Meno di un mese dopo, il mondo è cambiato. Dai vari sport rimbalzano messaggi di pace, nella consapevolezza pressoché unanime che questa volta Putin abbia davvero esagerato. Anche atleti russi di prima fascia, a partire dal numero uno del mondo di tennis Medvedev e dal numero sei Rublev, si sono schierati nettamente contro la guerra. E tutte le maggiori federazioni hanno preso posizione, come se davvero fosse stata superata la linea rossa.
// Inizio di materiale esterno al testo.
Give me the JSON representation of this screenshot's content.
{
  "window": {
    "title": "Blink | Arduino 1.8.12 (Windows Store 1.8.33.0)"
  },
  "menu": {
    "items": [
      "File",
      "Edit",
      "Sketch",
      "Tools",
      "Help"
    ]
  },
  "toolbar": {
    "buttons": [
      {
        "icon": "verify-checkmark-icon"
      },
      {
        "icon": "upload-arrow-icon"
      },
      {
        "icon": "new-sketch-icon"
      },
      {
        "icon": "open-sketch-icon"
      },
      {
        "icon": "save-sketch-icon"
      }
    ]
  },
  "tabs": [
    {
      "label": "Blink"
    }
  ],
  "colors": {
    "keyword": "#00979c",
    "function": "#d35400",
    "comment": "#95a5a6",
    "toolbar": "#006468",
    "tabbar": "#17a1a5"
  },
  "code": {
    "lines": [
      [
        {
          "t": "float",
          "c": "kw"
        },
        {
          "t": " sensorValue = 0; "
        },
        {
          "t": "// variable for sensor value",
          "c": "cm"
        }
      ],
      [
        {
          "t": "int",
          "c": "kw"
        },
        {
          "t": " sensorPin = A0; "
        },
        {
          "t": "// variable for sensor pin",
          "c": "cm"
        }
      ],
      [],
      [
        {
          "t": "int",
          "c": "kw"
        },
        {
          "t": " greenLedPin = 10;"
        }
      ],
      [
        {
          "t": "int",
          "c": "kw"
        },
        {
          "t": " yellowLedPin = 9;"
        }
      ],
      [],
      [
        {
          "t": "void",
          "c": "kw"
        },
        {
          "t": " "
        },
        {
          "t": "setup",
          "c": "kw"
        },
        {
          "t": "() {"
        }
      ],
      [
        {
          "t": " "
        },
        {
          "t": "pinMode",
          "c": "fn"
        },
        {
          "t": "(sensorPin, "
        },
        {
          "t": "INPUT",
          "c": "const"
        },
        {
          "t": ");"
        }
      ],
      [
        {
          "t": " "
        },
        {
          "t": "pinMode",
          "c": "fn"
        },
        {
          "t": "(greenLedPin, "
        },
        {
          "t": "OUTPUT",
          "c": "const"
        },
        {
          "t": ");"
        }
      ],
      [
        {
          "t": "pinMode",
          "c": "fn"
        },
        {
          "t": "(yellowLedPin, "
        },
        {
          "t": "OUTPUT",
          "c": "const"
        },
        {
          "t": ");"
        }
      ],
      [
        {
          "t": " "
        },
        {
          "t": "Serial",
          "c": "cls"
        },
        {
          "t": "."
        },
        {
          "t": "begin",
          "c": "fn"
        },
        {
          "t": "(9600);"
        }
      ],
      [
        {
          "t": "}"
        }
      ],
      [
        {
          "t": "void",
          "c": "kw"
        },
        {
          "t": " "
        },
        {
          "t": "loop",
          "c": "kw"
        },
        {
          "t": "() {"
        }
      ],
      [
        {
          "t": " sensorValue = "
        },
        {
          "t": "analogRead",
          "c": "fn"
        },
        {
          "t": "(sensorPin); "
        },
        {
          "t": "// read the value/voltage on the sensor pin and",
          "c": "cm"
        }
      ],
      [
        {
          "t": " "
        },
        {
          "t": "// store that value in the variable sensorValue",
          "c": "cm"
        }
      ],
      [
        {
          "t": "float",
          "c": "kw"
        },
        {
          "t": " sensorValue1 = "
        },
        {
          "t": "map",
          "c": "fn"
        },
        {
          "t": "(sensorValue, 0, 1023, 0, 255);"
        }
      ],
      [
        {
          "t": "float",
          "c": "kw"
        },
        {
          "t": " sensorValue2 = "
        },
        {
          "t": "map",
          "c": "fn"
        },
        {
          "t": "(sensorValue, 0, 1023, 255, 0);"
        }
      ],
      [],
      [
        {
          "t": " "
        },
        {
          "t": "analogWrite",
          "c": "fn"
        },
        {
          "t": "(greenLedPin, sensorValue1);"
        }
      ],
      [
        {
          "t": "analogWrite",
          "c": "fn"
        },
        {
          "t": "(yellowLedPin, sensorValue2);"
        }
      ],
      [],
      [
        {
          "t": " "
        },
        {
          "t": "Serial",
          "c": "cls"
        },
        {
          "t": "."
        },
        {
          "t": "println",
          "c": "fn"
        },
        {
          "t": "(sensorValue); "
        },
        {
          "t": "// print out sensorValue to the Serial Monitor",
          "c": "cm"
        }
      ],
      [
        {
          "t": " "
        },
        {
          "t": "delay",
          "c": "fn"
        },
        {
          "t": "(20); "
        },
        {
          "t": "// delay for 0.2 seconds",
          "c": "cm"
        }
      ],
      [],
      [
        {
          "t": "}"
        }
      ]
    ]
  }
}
Le Nazionali che avrebbero dovuto affrontare la Russia nei playoff mondiali hanno annunciato che non scenderanno in campo (dopo la Polonia, anche la Svezia e la Repubblica Ceca) mentre in molti chiedono a gran voce alla FIFA, che sta prendendo tempo, di estromettere la nazionale russa dalla competizione – «vediamo se la FIFA ha le palle», per citare Szczesny. Addirittura Abramovich, patron del Chelsea, dopo la pressione degli ultimi giorni ha ceduto il controllo del club agli amministratori della fondazione benefica. Insomma, per la prima volta lo sport è stato “costretto” a svegliarsi, se non altro per i rumori delle esplosioni. Ma siamo sicuri che abbia capito cosa sia successo?